- Born: March 25, 1941 (age 85) Cincinnati, Ohio, United States
- Education: University of Iowa, Claremont Graduate School
- Spouse: Cathy Bao Bean

= Bennett Bean =

American ceramic artist

Bennett Bean (born March 25, 1941) is an American ceramic artist. Although commonly described as a studio potter, some would characterize him as a sculptor and painter who works primarily in studio pottery. Bean resides in Frelinghuysen Township, New Jersey. Bean is best known for his pit fired white earthenware vessels, especially his collectible, non-functional bowls and teapots. His ceramics works are often asymmetrical, non-functional, and fluid looking.

== Early life and education ==
Bean was born in Cincinnati, Ohio on March 25, 1941. Bean's father, a medical doctor, was serving in the army at the time of his birth, and went on to become the head of the Department of Internal Medicine at the State University of Iowa (an earlier name for the University of Iowa) in 1949. From that point on, Bean grew up in Iowa City, Iowa.

He attended Grinnell College in Grinnell, Iowa, but transferred to the University of Iowa to pursue his art studies. At the University of Iowa, Bean studied both drawing and painting, but he was drawn to the ceramics department, seduced by the technique of throwing and attracted by the university's ceramics faculty. He received his Bachelor of Arts degree in 1963 from the University of Iowa. After a semester of graduate studies at the University of Washington, where Patti Warashina was also a student, Bean moved to California to continue his art studies at the Claremont Graduate School where he studied under artist Paul Soldner. At Claremont he received a Master of Fine Arts degree in 1966.

Bean also met and married fellow Claremont graduate student (of philosophy), Cathy Bao. After graduation, Bean accepted a position teaching ceramics at Wagner College on Staten Island in New York City, where he remained until 1979.

==Work==
At Wagner College, Bean tried his hand at minimalist sculpture, using acrylic glass and cast acrylic. The Whitney Museum of American Art bought one of his minimalist sculptures in 1967 and included him in its Biennial the following year. Despite this success, Bean refocused his work on ceramic vessels.

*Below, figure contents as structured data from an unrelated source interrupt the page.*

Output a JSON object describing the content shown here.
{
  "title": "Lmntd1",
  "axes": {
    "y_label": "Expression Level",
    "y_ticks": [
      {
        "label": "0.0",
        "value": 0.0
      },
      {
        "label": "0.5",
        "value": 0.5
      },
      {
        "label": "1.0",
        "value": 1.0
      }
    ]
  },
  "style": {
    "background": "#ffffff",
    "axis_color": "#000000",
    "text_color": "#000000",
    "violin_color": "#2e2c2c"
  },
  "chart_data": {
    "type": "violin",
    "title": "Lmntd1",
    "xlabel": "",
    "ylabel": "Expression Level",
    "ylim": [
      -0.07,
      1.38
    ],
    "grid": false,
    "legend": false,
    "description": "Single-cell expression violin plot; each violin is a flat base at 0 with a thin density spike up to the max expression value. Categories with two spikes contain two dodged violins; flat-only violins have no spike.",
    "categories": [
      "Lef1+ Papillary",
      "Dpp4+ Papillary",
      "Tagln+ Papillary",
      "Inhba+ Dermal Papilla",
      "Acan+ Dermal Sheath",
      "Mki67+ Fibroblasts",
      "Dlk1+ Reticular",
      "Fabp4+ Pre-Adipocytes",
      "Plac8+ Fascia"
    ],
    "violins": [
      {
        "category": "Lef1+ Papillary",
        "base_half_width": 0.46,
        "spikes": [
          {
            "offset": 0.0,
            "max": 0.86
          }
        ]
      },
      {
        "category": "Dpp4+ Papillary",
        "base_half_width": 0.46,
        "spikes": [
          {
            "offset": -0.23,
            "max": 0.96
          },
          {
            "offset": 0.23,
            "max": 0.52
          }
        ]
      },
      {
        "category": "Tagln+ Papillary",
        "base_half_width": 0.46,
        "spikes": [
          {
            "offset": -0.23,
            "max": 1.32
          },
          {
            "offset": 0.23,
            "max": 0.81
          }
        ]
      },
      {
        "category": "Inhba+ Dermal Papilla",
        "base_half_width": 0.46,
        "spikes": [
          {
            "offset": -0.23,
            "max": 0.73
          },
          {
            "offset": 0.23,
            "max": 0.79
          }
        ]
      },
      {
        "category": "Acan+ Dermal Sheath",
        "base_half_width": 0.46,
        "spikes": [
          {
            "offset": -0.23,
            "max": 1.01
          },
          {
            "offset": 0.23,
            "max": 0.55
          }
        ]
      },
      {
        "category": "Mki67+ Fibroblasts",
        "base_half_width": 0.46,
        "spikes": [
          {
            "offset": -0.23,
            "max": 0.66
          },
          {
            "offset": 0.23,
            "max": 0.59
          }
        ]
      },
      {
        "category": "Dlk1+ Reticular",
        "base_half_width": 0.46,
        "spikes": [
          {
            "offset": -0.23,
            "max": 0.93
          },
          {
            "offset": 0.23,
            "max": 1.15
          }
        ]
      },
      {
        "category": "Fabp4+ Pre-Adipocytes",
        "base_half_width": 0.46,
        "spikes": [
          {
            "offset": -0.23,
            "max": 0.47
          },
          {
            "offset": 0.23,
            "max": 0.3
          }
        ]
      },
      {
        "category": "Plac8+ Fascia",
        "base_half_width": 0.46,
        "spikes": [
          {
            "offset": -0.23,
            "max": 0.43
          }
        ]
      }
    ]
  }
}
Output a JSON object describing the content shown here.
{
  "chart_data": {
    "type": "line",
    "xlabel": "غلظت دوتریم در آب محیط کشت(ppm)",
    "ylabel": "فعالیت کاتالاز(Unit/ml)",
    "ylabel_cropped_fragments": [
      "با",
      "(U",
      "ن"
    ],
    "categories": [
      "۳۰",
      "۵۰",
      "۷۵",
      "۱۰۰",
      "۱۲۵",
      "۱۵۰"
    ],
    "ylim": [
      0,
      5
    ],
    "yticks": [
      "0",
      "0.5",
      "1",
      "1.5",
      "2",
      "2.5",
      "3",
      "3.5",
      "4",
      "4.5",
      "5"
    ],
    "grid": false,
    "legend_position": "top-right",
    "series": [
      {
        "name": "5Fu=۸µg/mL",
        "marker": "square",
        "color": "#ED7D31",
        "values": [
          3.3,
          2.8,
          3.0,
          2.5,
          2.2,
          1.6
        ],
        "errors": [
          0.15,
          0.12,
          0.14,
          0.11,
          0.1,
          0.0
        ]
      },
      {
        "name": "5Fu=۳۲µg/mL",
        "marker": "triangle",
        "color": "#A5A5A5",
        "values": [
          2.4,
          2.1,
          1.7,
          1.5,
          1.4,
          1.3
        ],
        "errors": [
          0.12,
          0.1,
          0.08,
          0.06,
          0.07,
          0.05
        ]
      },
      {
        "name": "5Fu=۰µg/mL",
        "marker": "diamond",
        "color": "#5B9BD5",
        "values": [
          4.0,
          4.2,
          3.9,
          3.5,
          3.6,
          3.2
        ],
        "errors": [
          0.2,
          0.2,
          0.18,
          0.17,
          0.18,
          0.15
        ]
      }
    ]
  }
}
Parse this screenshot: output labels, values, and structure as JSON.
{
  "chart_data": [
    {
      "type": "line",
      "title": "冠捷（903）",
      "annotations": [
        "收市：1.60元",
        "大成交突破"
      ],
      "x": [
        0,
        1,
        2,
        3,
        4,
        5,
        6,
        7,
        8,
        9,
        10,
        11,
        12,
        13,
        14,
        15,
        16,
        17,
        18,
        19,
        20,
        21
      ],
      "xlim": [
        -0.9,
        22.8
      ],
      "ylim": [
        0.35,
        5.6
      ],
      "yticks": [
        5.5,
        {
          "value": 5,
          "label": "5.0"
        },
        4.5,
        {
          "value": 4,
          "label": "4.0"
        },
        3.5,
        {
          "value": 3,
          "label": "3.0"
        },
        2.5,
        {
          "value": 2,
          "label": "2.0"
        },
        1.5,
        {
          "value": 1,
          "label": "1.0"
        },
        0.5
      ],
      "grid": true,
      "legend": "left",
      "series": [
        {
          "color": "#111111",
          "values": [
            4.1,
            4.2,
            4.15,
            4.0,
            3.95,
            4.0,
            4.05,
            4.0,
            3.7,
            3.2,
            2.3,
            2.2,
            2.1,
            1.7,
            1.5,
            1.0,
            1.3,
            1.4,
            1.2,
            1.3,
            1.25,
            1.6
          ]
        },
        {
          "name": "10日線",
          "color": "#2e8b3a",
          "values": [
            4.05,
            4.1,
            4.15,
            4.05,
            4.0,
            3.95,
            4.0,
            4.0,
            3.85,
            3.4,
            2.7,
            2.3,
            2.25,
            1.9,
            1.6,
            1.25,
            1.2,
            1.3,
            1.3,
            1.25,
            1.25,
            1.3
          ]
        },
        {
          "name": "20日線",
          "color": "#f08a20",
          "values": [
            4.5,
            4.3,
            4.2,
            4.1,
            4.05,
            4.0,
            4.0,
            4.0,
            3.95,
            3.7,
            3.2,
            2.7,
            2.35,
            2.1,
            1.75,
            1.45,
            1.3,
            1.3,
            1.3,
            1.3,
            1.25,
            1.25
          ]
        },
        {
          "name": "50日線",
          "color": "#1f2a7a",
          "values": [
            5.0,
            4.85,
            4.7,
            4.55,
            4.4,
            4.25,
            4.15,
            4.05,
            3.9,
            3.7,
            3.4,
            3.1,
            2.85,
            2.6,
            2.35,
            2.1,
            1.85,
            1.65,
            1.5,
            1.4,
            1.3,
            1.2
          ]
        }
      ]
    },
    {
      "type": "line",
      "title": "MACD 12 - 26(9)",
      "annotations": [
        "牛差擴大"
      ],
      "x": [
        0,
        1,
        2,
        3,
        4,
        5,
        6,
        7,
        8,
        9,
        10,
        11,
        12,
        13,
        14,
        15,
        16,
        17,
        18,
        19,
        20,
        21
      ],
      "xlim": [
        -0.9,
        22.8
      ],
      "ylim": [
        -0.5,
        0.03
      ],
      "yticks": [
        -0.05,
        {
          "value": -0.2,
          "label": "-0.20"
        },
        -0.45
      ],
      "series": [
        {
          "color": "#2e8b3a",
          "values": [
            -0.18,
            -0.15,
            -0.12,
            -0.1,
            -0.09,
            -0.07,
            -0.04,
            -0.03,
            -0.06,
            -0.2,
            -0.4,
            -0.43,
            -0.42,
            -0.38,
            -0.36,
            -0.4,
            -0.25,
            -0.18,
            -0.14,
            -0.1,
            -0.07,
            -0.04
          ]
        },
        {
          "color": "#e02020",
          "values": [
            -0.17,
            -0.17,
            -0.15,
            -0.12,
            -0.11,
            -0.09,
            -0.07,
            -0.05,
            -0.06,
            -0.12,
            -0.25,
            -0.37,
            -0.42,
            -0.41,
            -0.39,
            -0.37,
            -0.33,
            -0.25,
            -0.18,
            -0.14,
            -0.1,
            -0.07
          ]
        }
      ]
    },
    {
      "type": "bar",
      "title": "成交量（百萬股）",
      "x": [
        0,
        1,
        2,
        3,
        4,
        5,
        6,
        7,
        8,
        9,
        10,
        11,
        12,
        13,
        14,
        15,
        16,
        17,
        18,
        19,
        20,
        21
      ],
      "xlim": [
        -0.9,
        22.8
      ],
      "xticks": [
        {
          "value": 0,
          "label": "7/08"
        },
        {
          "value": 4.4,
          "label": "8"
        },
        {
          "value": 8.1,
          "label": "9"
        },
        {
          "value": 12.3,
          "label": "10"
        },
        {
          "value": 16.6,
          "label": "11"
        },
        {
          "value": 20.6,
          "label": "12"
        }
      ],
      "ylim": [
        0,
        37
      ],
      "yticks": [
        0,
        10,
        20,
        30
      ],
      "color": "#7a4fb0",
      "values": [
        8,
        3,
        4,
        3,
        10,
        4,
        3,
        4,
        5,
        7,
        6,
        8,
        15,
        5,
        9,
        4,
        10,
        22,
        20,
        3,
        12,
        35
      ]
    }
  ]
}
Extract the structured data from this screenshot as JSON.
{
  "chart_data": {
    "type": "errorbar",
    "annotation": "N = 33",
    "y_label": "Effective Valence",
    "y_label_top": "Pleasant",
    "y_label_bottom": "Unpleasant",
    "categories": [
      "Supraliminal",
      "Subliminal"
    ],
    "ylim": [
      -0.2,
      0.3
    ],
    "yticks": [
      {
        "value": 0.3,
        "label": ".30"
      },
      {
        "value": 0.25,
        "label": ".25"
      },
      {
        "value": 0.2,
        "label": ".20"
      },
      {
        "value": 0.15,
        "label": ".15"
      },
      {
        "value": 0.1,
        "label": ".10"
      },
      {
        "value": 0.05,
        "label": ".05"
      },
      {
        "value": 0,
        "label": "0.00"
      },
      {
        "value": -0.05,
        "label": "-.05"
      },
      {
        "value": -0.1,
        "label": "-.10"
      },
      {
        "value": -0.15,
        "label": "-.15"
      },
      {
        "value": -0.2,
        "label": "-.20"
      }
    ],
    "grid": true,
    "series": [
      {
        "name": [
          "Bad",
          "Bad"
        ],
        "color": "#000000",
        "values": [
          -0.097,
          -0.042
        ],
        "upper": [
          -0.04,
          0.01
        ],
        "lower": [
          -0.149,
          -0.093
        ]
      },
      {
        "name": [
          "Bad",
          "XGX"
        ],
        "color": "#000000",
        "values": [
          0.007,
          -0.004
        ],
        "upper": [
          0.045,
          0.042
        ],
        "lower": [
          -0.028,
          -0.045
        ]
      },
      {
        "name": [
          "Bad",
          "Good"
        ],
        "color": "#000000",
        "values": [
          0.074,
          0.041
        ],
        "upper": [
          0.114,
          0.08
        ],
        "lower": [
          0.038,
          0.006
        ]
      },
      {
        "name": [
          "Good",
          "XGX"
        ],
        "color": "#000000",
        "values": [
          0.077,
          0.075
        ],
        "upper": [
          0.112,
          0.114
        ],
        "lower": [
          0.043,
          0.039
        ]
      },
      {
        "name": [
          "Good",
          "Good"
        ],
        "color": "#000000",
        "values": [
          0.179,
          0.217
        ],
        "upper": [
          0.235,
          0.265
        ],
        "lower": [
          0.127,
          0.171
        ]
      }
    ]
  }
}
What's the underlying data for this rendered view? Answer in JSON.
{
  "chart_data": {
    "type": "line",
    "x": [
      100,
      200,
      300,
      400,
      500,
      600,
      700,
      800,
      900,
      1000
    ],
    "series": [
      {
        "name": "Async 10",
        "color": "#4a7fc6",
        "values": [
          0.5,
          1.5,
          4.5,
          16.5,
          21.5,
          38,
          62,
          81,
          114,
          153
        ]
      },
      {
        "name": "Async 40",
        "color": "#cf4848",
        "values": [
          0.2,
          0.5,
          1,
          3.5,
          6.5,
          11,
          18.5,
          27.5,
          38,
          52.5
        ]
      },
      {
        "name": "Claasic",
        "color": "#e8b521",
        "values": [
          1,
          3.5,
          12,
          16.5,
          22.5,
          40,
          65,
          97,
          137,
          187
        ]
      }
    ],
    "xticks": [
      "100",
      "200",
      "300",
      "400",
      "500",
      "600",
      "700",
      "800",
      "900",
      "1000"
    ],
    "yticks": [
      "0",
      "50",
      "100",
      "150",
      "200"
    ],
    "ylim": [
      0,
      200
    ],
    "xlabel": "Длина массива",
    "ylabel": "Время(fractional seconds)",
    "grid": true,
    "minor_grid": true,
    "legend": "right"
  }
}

An independent studio artist since 1979, Bean has served as an artist-in-residence at Artpark in Lewiston, New York, in 1980, as well as at the Sun Valley Center for the Arts in Indiana in 1981. In 1980, he received a National Endowment for the Arts fellowship. Later, he served on the faculty at the Penland School of Crafts in North Carolina.

Although he has worked in other media and other forms, Bean gained considerable success with his pit-fired earthenware bowls. In the mid-1960s, Bean developed a Japanese-influenced style for throwing bowls and other pottery. Like other potters of that era, Bean primarily threw simple pottery using little surface design other than the spontaneous markings characteristic of the pit-firing technique. Over time, his forms and surface decoration have become more complex, although he has continued to work within the vessel tradition. For example, he has developed numerous post-firing techniques for decorating the pottery. Since 1983, he has typically applied 24 carat gold leaf to the bowls' interiors. Similarly, since 1982 he has used acrylic paints as well as various glazes to apply extensive abstract designs to their exteriors. Since the mid-1990s he has typically arranged his bowls in pairs or trios, often painting across them to create the appearance of continuity among separate, independent objects. He has also worked in other ceramic forms and has ventured outside of ceramics to design various other art objects, including pedestals, rugs, and garden tools.

Bean's influences have included Japanese pottery, Native American pottery, English pottery in the tradition of Bernard Leach, and modern American pottery, including the work of George Ohr.

Bean's work appears in the permanent collections of many museums, including the Boston Museum of Fine Arts in Massachusetts, the Philadelphia Museum of Art in Pennsylvania, the Smithsonian Institution in Washington, D.C., the Newark Museum in Newark, New Jersey, the New Jersey State Museum in Trenton, New Jersey, the JB Speed Art Museum in Louisville, Kentucky and the Whitney Museum of American Art in New York City.

== Additional sources ==
- James Yood, "Bennett Bean," American Craft, vol. 59 no. 6, (December 1999- January 2000).
- Karen S. Chambers, "Not Just Another Pretty Pot," Ceramics: Art and Perception, Issue 29, September 1997.
- Michael Monroe, "The White House Collection of American Crafts" (Abrams: 1995).